Whole Brained is on my list – I’ll definitely add The Connected Child to my reading!
I really like Maria Montessori’s The Absorbent Mind for understanding their growth and development and how they learn. I also love all things that have to do with the love languages and there is one for kids.
Yes! I almost wrote the love languages – I just haven’t read those yet!
Thank you!… Some of my favorites are Grace Based Parenting, Loving On Purpose (the series) and The Mission of Motherhood
I’ll be adding All these to my list as well
Give them Grace is a great one!

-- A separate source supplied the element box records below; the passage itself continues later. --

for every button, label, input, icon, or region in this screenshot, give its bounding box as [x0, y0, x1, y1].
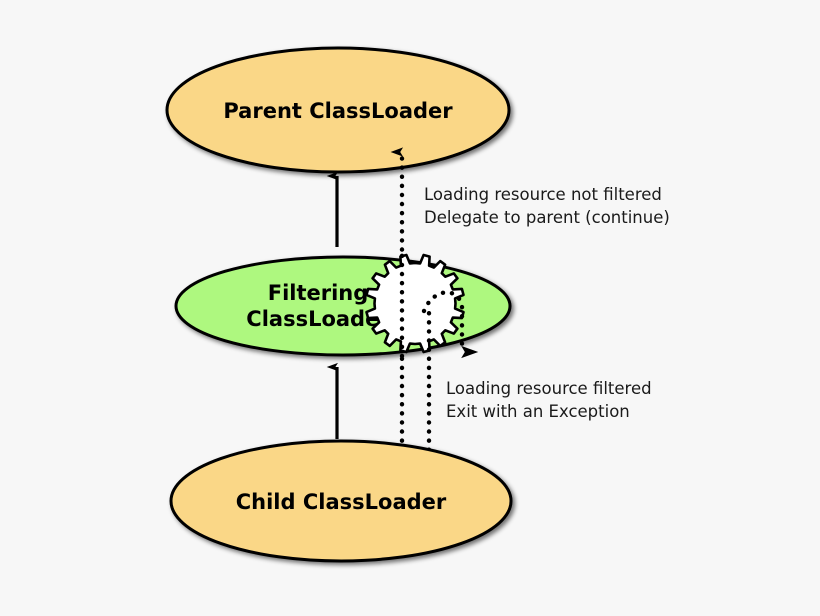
parent-classloader-label: Parent ClassLoader — [223, 99, 453, 123]
node-parent-classloader[interactable]: Parent ClassLoader — [167, 48, 509, 172]
node-child-classloader[interactable]: Child ClassLoader — [171, 441, 511, 561]
annotation-delegate-to-parent: Loading resource not filtered Delegate t… — [424, 185, 670, 227]
annotation-delegate-line2: Delegate to parent (continue) — [424, 208, 670, 227]
annotation-exit-with-exception: Loading resource filtered Exit with an E… — [446, 379, 652, 421]
diagram-canvas: Parent ClassLoader Loading resource not … — [0, 0, 820, 616]
annotation-exception-line2: Exit with an Exception — [446, 402, 630, 421]
node-filtering-classloader[interactable]: Filtering ClassLoader — [176, 257, 510, 355]
child-classloader-label: Child ClassLoader — [236, 490, 447, 514]
classloader-delegation-diagram: Parent ClassLoader Loading resource not … — [0, 0, 820, 616]
annotation-exception-line1: Loading resource filtered — [446, 379, 652, 398]
filtering-classloader-ellipse — [176, 257, 510, 355]
filtering-classloader-label-line1: Filtering — [268, 281, 369, 305]
annotation-delegate-line1: Loading resource not filtered — [424, 185, 662, 204]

It can be overwhelming when it comes to all the parenting books out there.
I did a series surrounding The Shepherding a Child’s Heart book as it has helped me a great deal with all three of my kids, well more specifically with my attitude in parenting my little ones. Check it out if you want: http://forfunreadinglist.blogspot.com/2013/02/discipline-and-discipling.html
Marissa
Wow, I’m so happy to have come across your list! I’m always looking for good parenting books, even though I hardly find the time to read them. One that my husband and I really liked was “Boundaries with Kids.” It’s a spinoff of the original “Boundaries” book and gives great advice on seeing parenting over the long-haul, i.e. forming our kids so that one day they’ll be God-fearing, responsible adults rather than getting stuck in the daily chaos.